【関空アクセス】なぜ「なにわ筋線」は、2031年度完成と大幅に遅れたのか?

「なにわ筋線」は、大阪市の御堂筋の西側を南北に走る「なにわ筋」の地下に建設される予定の鉄道路線で、完成すれば「JR大阪駅」から「関西空港駅」までのアクセスが大幅に改善されるとされる。

しかし、1994年の関西空港開港後25年を経過した2019年現在でも開通しておらす、関空開港から37年後の2031年に開通する予定となっている。

なぜ、ここまで大幅に開通が遅れたのか?

 

なにわ筋線 概要

名称なにわ筋線
路線長さ約7.4km
運行本数JR特急3本/時・快速4本/時
南海特急2本/時・急行4本/時
所要時間最速38分(ラピート)・JR40分・(2023年 北梅田駅開業48分)
着工2020年~2021年
開業予定2031年春
事業費合計3,300億円
借入金1,020億円
770億円(予想)
大阪府590億円(予想)
大阪市590億円(予想)
南海198億円(予想)
JR西日本132億円(予想)

 

コメント

大阪市が計画した「京阪中之島線」(3km 建設費1,307億円)について、大阪府は大阪府全体にはメリットが少ないとして建設費負担に消極的で、最終的に大阪市2:大阪府1の負担で決着した。

その趣旨返しで、大阪市は「なにわ筋線」の建設費負担割合を少なくすることを要求し、交渉が難航、また4,000億円の巨額建設費もネックとなり頓挫したとされている。

建設費4,000億円とは、「JR新大阪駅~JRなんば駅」間で試算で、JR西日本が独自に「新大阪駅~大阪駅間」の路線を建設することになり、路線が短くなり総事業費3,300億円となった。

 

大阪市営地下鉄の利益減少懸念が原因か

「なにわ筋線」はJR大阪駅とJRなんば駅を結ぶ路線であり、平行する大阪市営地下鉄(当時)御堂筋線や四つ橋線の利用者が「なにわ筋線」を利用するようになり、大阪市交通局(当時)の収益が減少する可能性があった。

国土交通省の試算では御堂筋線(梅田駅~淀屋橋駅)のラッシュ時の混雑率が17%減少するとされる。

これが、「なにわ筋線」が今まで建設されなかった原因ではないか?

 

なにわ筋線開通前後の大阪市営御堂筋線の収益予想(当ブログ)

項目2017年度なにわ筋線開通後の予想(-20%)
営業収入(売上)697億円543億円
経費325億円300億円
営業利益372億円243億円

なにわ筋線開業後の御堂筋線利用者が20%減少すると、営業収益は543億円となるが、混雑率は依然100%以上なので、便数を大きく減便することはできない。

したがって、経費は300億円はかかると予想される。
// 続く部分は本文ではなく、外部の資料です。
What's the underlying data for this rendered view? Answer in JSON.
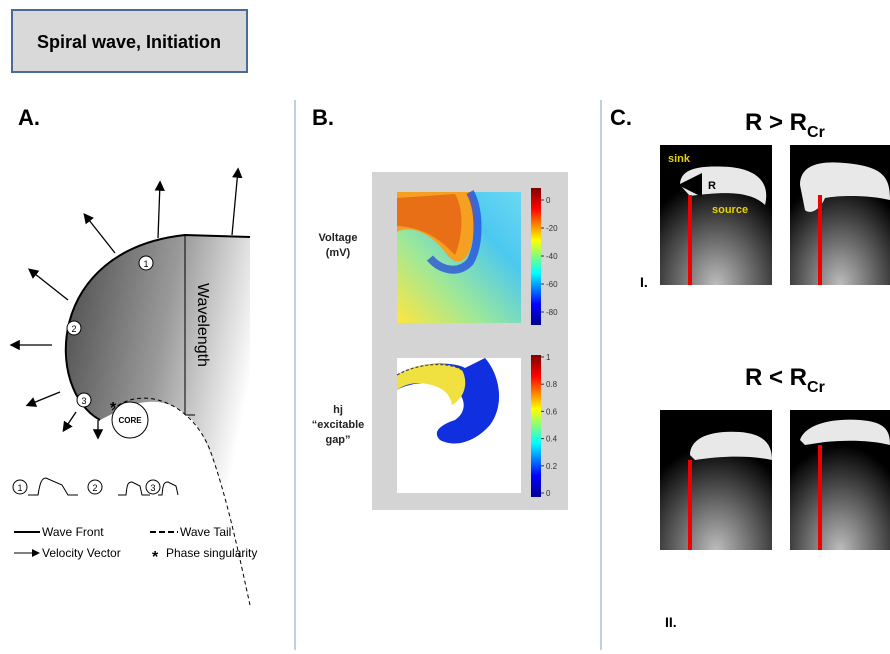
{
  "header": {
    "title": "Spiral wave, Initiation"
  },
  "panel_a": {
    "label": "A.",
    "wavelength": "Wavelength",
    "points": [
      "1",
      "2",
      "3"
    ],
    "core": "CORE",
    "singularity_mark": "*",
    "waveforms": [
      "1",
      "2",
      "3"
    ],
    "legend": {
      "wave_front": "Wave Front",
      "wave_tail": "Wave Tail",
      "velocity_vector": "Velocity Vector",
      "phase_singularity": "Phase singularity"
    }
  },
  "panel_b": {
    "label": "B.",
    "voltage": {
      "label": [
        "Voltage",
        "(mV)"
      ],
      "ticks": [
        0,
        -20,
        -40,
        -60,
        -80
      ]
    },
    "hj": {
      "label": [
        "hj",
        "“excitable",
        "gap”"
      ],
      "ticks": [
        1,
        0.8,
        0.6,
        0.4,
        0.2,
        0
      ]
    }
  },
  "panel_c": {
    "label": "C.",
    "top": {
      "title": "R > R",
      "sub": "Cr"
    },
    "bottom": {
      "title": "R < R",
      "sub": "Cr"
    },
    "annotations": {
      "sink": "sink",
      "r": "R",
      "source": "source"
    },
    "rows": [
      "I.",
      "II."
    ]
  }
}
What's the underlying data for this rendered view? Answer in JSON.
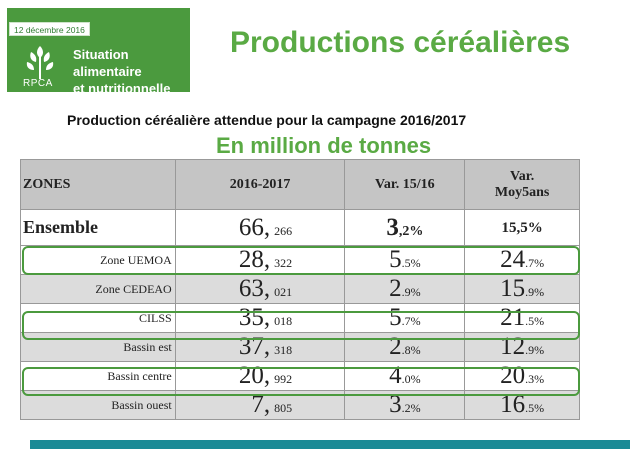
{
  "header": {
    "date": "12 décembre 2016",
    "logo_brand": "RPCA",
    "logo_line1": "Situation alimentaire",
    "logo_line2": "et nutritionnelle",
    "title": "Productions céréalières"
  },
  "subtitle": "Production céréalière attendue pour la campagne 2016/2017",
  "unit": "En million de tonnes",
  "colors": {
    "green": "#5aaa44",
    "logo_green": "#4b9a3e",
    "bar": "#1a8a96"
  },
  "table": {
    "headers": [
      "ZONES",
      "2016-2017",
      "Var. 15/16",
      "Var.",
      "Moy5ans"
    ],
    "rows": [
      {
        "zone": "Ensemble",
        "int": "66,",
        "dec": "266",
        "v1_int": "3",
        "v1_dec": ",2%",
        "v2": "15,5%"
      },
      {
        "zone": "Zone UEMOA",
        "int": "28,",
        "dec": "322",
        "v1_int": "5",
        "v1_dec": ".5%",
        "v2_int": "24",
        "v2_dec": ".7%"
      },
      {
        "zone": "Zone CEDEAO",
        "int": "63,",
        "dec": "021",
        "v1_int": "2",
        "v1_dec": ".9%",
        "v2_int": "15",
        "v2_dec": ".9%"
      },
      {
        "zone": "CILSS",
        "int": "35,",
        "dec": "018",
        "v1_int": "5",
        "v1_dec": ".7%",
        "v2_int": "21",
        "v2_dec": ".5%"
      },
      {
        "zone": "Bassin est",
        "int": "37,",
        "dec": "318",
        "v1_int": "2",
        "v1_dec": ".8%",
        "v2_int": "12",
        "v2_dec": ".9%"
      },
      {
        "zone": "Bassin centre",
        "int": "20,",
        "dec": "992",
        "v1_int": "4",
        "v1_dec": ".0%",
        "v2_int": "20",
        "v2_dec": ".3%"
      },
      {
        "zone": "Bassin ouest",
        "int": "7,",
        "dec": "805",
        "v1_int": "3",
        "v1_dec": ".2%",
        "v2_int": "16",
        "v2_dec": ".5%"
      }
    ]
  }
}
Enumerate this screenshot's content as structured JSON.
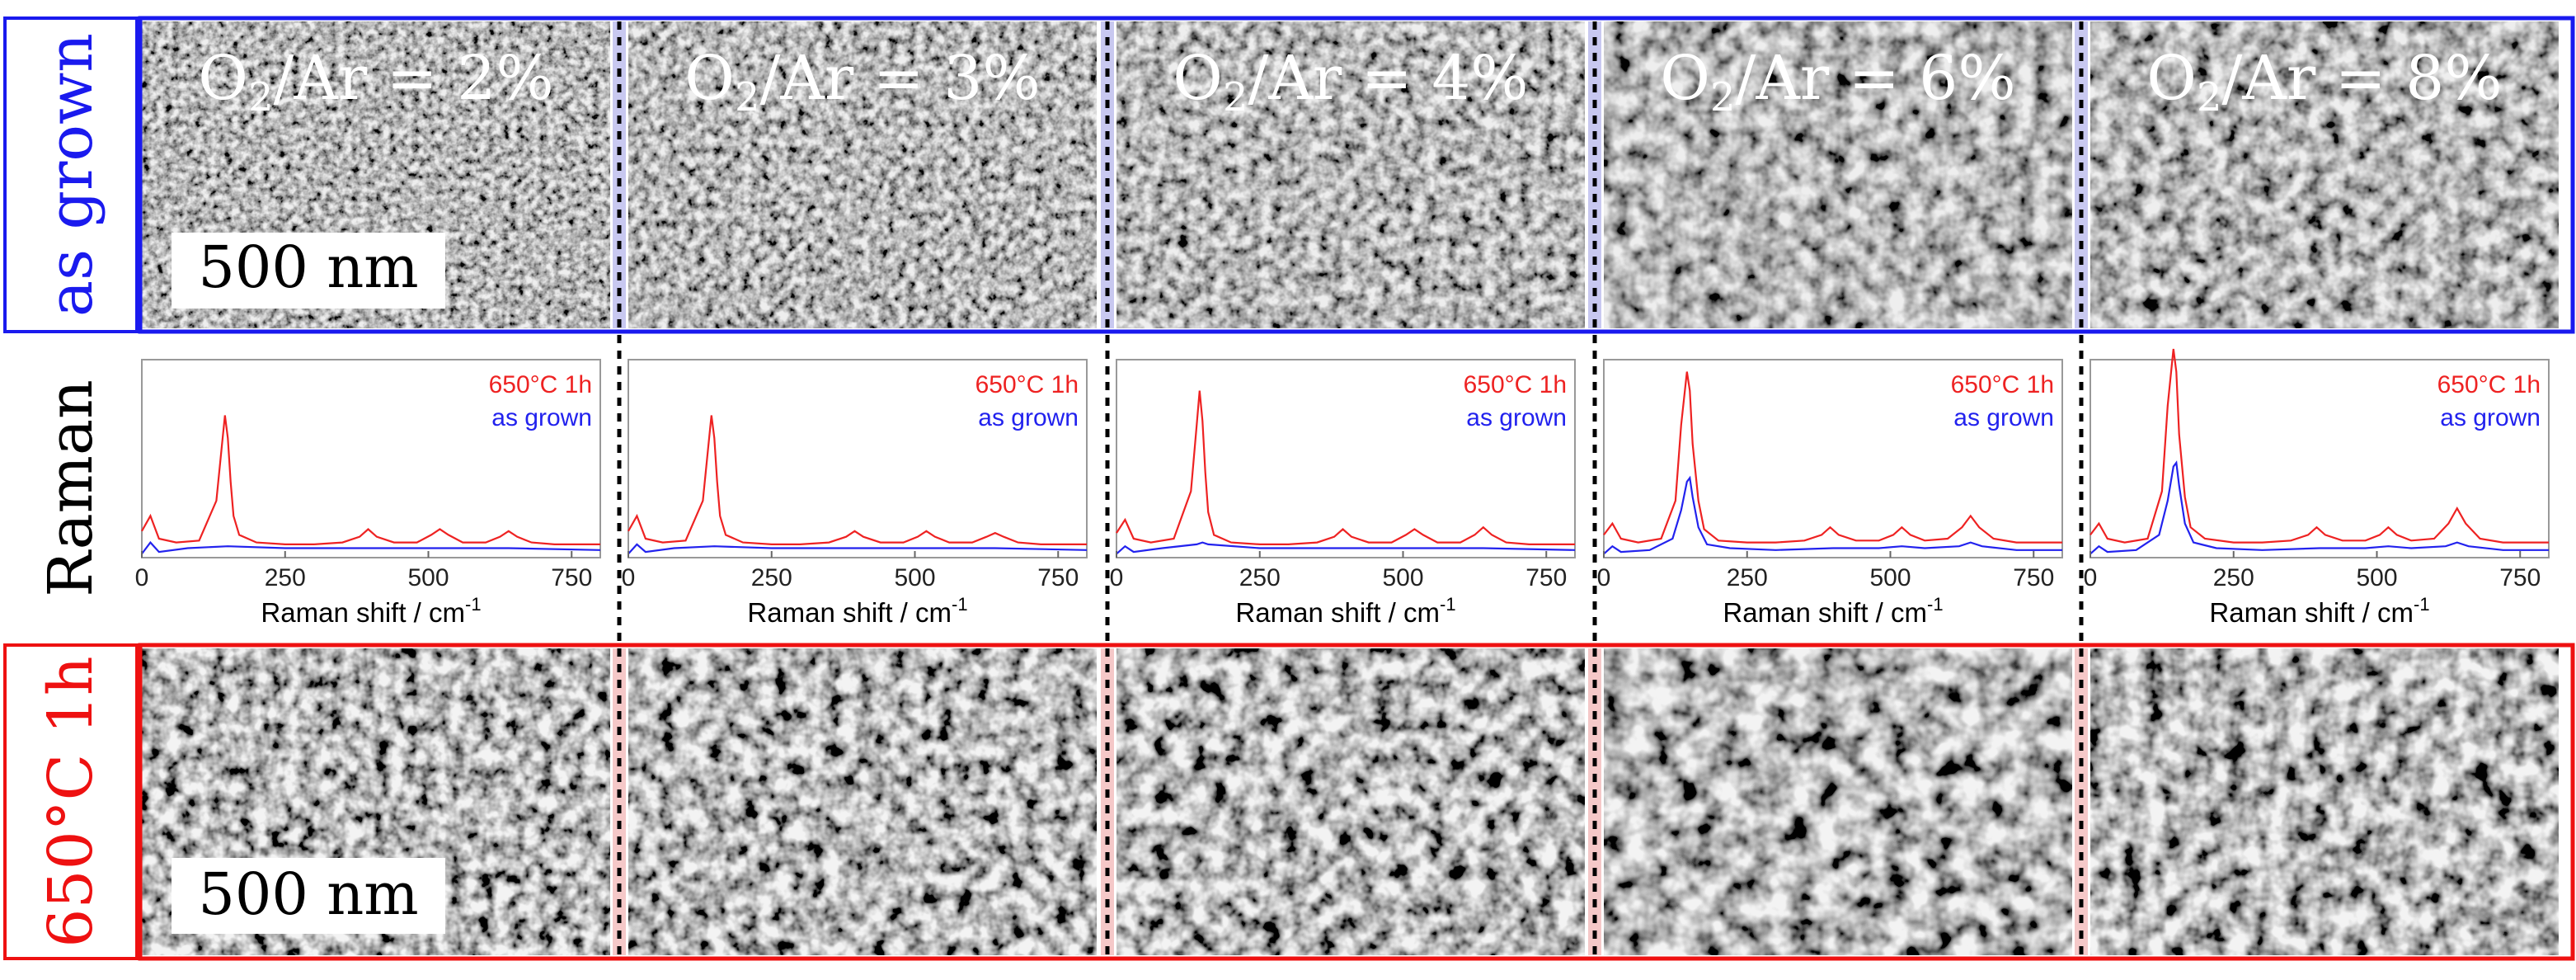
{
  "row_labels": {
    "top": "as grown",
    "middle": "Raman",
    "bottom": "650°C 1h"
  },
  "colors": {
    "as_grown_frame": "#1a1aee",
    "annealed_frame": "#ee1111",
    "as_grown_separator": "#c8c8f0",
    "annealed_separator": "#f5c8c8",
    "sem_dark": "#2e2e2e",
    "sem_light": "#b4b4b4"
  },
  "scale_bar": "500 nm",
  "panels": [
    {
      "o2_ar": "O2/Ar = 2%",
      "o2_prefix": "O",
      "o2_sub": "2",
      "o2_suffix": "/Ar = 2%"
    },
    {
      "o2_ar": "O2/Ar = 3%",
      "o2_prefix": "O",
      "o2_sub": "2",
      "o2_suffix": "/Ar = 3%"
    },
    {
      "o2_ar": "O2/Ar = 4%",
      "o2_prefix": "O",
      "o2_sub": "2",
      "o2_suffix": "/Ar = 4%"
    },
    {
      "o2_ar": "O2/Ar = 6%",
      "o2_prefix": "O",
      "o2_sub": "2",
      "o2_suffix": "/Ar = 6%"
    },
    {
      "o2_ar": "O2/Ar = 8%",
      "o2_prefix": "O",
      "o2_sub": "2",
      "o2_suffix": "/Ar = 8%"
    }
  ],
  "chart_data": [
    {
      "type": "line",
      "xlabel_main": "Raman shift / cm",
      "xlabel_sup": "-1",
      "xticks": [
        0,
        250,
        500,
        750
      ],
      "xlim": [
        0,
        800
      ],
      "ylim": [
        0,
        1
      ],
      "series": [
        {
          "name": "650°C 1h",
          "color": "#ee2222",
          "x": [
            0,
            15,
            30,
            60,
            100,
            130,
            140,
            145,
            150,
            155,
            160,
            170,
            200,
            250,
            300,
            350,
            380,
            395,
            410,
            440,
            480,
            505,
            520,
            535,
            560,
            600,
            625,
            640,
            655,
            680,
            720,
            760,
            800
          ],
          "y": [
            0.14,
            0.22,
            0.1,
            0.08,
            0.09,
            0.3,
            0.6,
            0.75,
            0.63,
            0.4,
            0.22,
            0.12,
            0.08,
            0.07,
            0.07,
            0.08,
            0.11,
            0.15,
            0.11,
            0.08,
            0.08,
            0.12,
            0.15,
            0.12,
            0.08,
            0.08,
            0.11,
            0.14,
            0.11,
            0.08,
            0.07,
            0.07,
            0.07
          ]
        },
        {
          "name": "as grown",
          "color": "#2222ee",
          "x": [
            0,
            15,
            30,
            80,
            150,
            250,
            400,
            520,
            640,
            800
          ],
          "y": [
            0.02,
            0.08,
            0.03,
            0.05,
            0.06,
            0.05,
            0.05,
            0.05,
            0.05,
            0.04
          ]
        }
      ]
    },
    {
      "type": "line",
      "xlabel_main": "Raman shift / cm",
      "xlabel_sup": "-1",
      "xticks": [
        0,
        250,
        500,
        750
      ],
      "xlim": [
        0,
        800
      ],
      "ylim": [
        0,
        1
      ],
      "series": [
        {
          "name": "650°C 1h",
          "color": "#ee2222",
          "x": [
            0,
            15,
            30,
            60,
            100,
            130,
            140,
            145,
            150,
            155,
            160,
            170,
            200,
            250,
            300,
            350,
            380,
            395,
            410,
            440,
            480,
            505,
            520,
            535,
            560,
            600,
            625,
            640,
            655,
            680,
            720,
            760,
            800
          ],
          "y": [
            0.14,
            0.22,
            0.1,
            0.08,
            0.09,
            0.3,
            0.6,
            0.75,
            0.63,
            0.4,
            0.22,
            0.12,
            0.08,
            0.07,
            0.07,
            0.08,
            0.11,
            0.14,
            0.11,
            0.08,
            0.08,
            0.11,
            0.14,
            0.11,
            0.08,
            0.08,
            0.11,
            0.13,
            0.11,
            0.08,
            0.07,
            0.07,
            0.07
          ]
        },
        {
          "name": "as grown",
          "color": "#2222ee",
          "x": [
            0,
            15,
            30,
            80,
            150,
            250,
            400,
            520,
            640,
            800
          ],
          "y": [
            0.02,
            0.07,
            0.03,
            0.05,
            0.06,
            0.05,
            0.05,
            0.05,
            0.05,
            0.04
          ]
        }
      ]
    },
    {
      "type": "line",
      "xlabel_main": "Raman shift / cm",
      "xlabel_sup": "-1",
      "xticks": [
        0,
        250,
        500,
        750
      ],
      "xlim": [
        0,
        800
      ],
      "ylim": [
        0,
        1
      ],
      "series": [
        {
          "name": "650°C 1h",
          "color": "#ee2222",
          "x": [
            0,
            15,
            30,
            60,
            100,
            130,
            140,
            145,
            150,
            155,
            160,
            170,
            200,
            250,
            300,
            350,
            380,
            395,
            410,
            440,
            480,
            505,
            520,
            535,
            560,
            600,
            625,
            640,
            655,
            680,
            720,
            760,
            800
          ],
          "y": [
            0.13,
            0.2,
            0.1,
            0.08,
            0.1,
            0.35,
            0.7,
            0.88,
            0.72,
            0.45,
            0.24,
            0.12,
            0.08,
            0.07,
            0.07,
            0.08,
            0.11,
            0.15,
            0.11,
            0.08,
            0.08,
            0.12,
            0.15,
            0.12,
            0.08,
            0.08,
            0.12,
            0.16,
            0.12,
            0.08,
            0.07,
            0.07,
            0.07
          ]
        },
        {
          "name": "as grown",
          "color": "#2222ee",
          "x": [
            0,
            15,
            30,
            80,
            140,
            150,
            160,
            250,
            400,
            520,
            640,
            800
          ],
          "y": [
            0.02,
            0.06,
            0.03,
            0.05,
            0.07,
            0.08,
            0.07,
            0.05,
            0.05,
            0.05,
            0.05,
            0.04
          ]
        }
      ]
    },
    {
      "type": "line",
      "xlabel_main": "Raman shift / cm",
      "xlabel_sup": "-1",
      "xticks": [
        0,
        250,
        500,
        750
      ],
      "xlim": [
        0,
        800
      ],
      "ylim": [
        0,
        1
      ],
      "series": [
        {
          "name": "650°C 1h",
          "color": "#ee2222",
          "x": [
            0,
            15,
            30,
            60,
            100,
            125,
            135,
            145,
            150,
            155,
            165,
            175,
            200,
            250,
            300,
            350,
            380,
            395,
            410,
            440,
            480,
            505,
            520,
            535,
            560,
            600,
            625,
            640,
            655,
            680,
            720,
            760,
            800
          ],
          "y": [
            0.12,
            0.18,
            0.1,
            0.08,
            0.1,
            0.3,
            0.7,
            0.98,
            0.88,
            0.6,
            0.3,
            0.15,
            0.09,
            0.08,
            0.08,
            0.09,
            0.12,
            0.16,
            0.12,
            0.09,
            0.09,
            0.12,
            0.16,
            0.12,
            0.09,
            0.1,
            0.16,
            0.22,
            0.16,
            0.1,
            0.08,
            0.08,
            0.08
          ]
        },
        {
          "name": "as grown",
          "color": "#2222ee",
          "x": [
            0,
            15,
            30,
            80,
            120,
            135,
            145,
            150,
            155,
            165,
            180,
            220,
            300,
            400,
            480,
            520,
            560,
            620,
            640,
            660,
            720,
            800
          ],
          "y": [
            0.02,
            0.06,
            0.03,
            0.04,
            0.1,
            0.25,
            0.4,
            0.42,
            0.32,
            0.16,
            0.07,
            0.05,
            0.04,
            0.05,
            0.05,
            0.06,
            0.05,
            0.06,
            0.08,
            0.06,
            0.04,
            0.04
          ]
        }
      ]
    },
    {
      "type": "line",
      "xlabel_main": "Raman shift / cm",
      "xlabel_sup": "-1",
      "xticks": [
        0,
        250,
        500,
        750
      ],
      "xlim": [
        0,
        800
      ],
      "ylim": [
        0,
        1
      ],
      "series": [
        {
          "name": "650°C 1h",
          "color": "#ee2222",
          "x": [
            0,
            15,
            30,
            60,
            100,
            125,
            135,
            145,
            150,
            155,
            165,
            175,
            200,
            250,
            300,
            350,
            380,
            395,
            410,
            440,
            480,
            505,
            520,
            535,
            560,
            600,
            625,
            640,
            655,
            680,
            720,
            760,
            800
          ],
          "y": [
            0.12,
            0.18,
            0.1,
            0.08,
            0.1,
            0.35,
            0.8,
            1.1,
            0.98,
            0.65,
            0.32,
            0.16,
            0.1,
            0.08,
            0.08,
            0.09,
            0.12,
            0.16,
            0.12,
            0.09,
            0.09,
            0.12,
            0.16,
            0.12,
            0.09,
            0.1,
            0.18,
            0.26,
            0.18,
            0.1,
            0.08,
            0.08,
            0.08
          ]
        },
        {
          "name": "as grown",
          "color": "#2222ee",
          "x": [
            0,
            15,
            30,
            80,
            120,
            135,
            145,
            150,
            155,
            165,
            180,
            220,
            300,
            400,
            480,
            520,
            560,
            620,
            640,
            660,
            720,
            800
          ],
          "y": [
            0.02,
            0.06,
            0.03,
            0.04,
            0.12,
            0.3,
            0.48,
            0.5,
            0.38,
            0.18,
            0.08,
            0.05,
            0.04,
            0.05,
            0.05,
            0.06,
            0.05,
            0.06,
            0.08,
            0.06,
            0.04,
            0.04
          ]
        }
      ]
    }
  ]
}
その場合、営業利益は年間129億円減少することになる。

つまり、総事業費3,300億円で「なにわ筋線」を建設しても、大阪市交通局(当時)の営業利益が毎年129億円の減益となる可能性があった。

当時の大阪市長や大阪市議は、大阪市職員組合の影響力を恐れ、大阪市交通局に不利になるような路線を作ることはできなかったのではないか?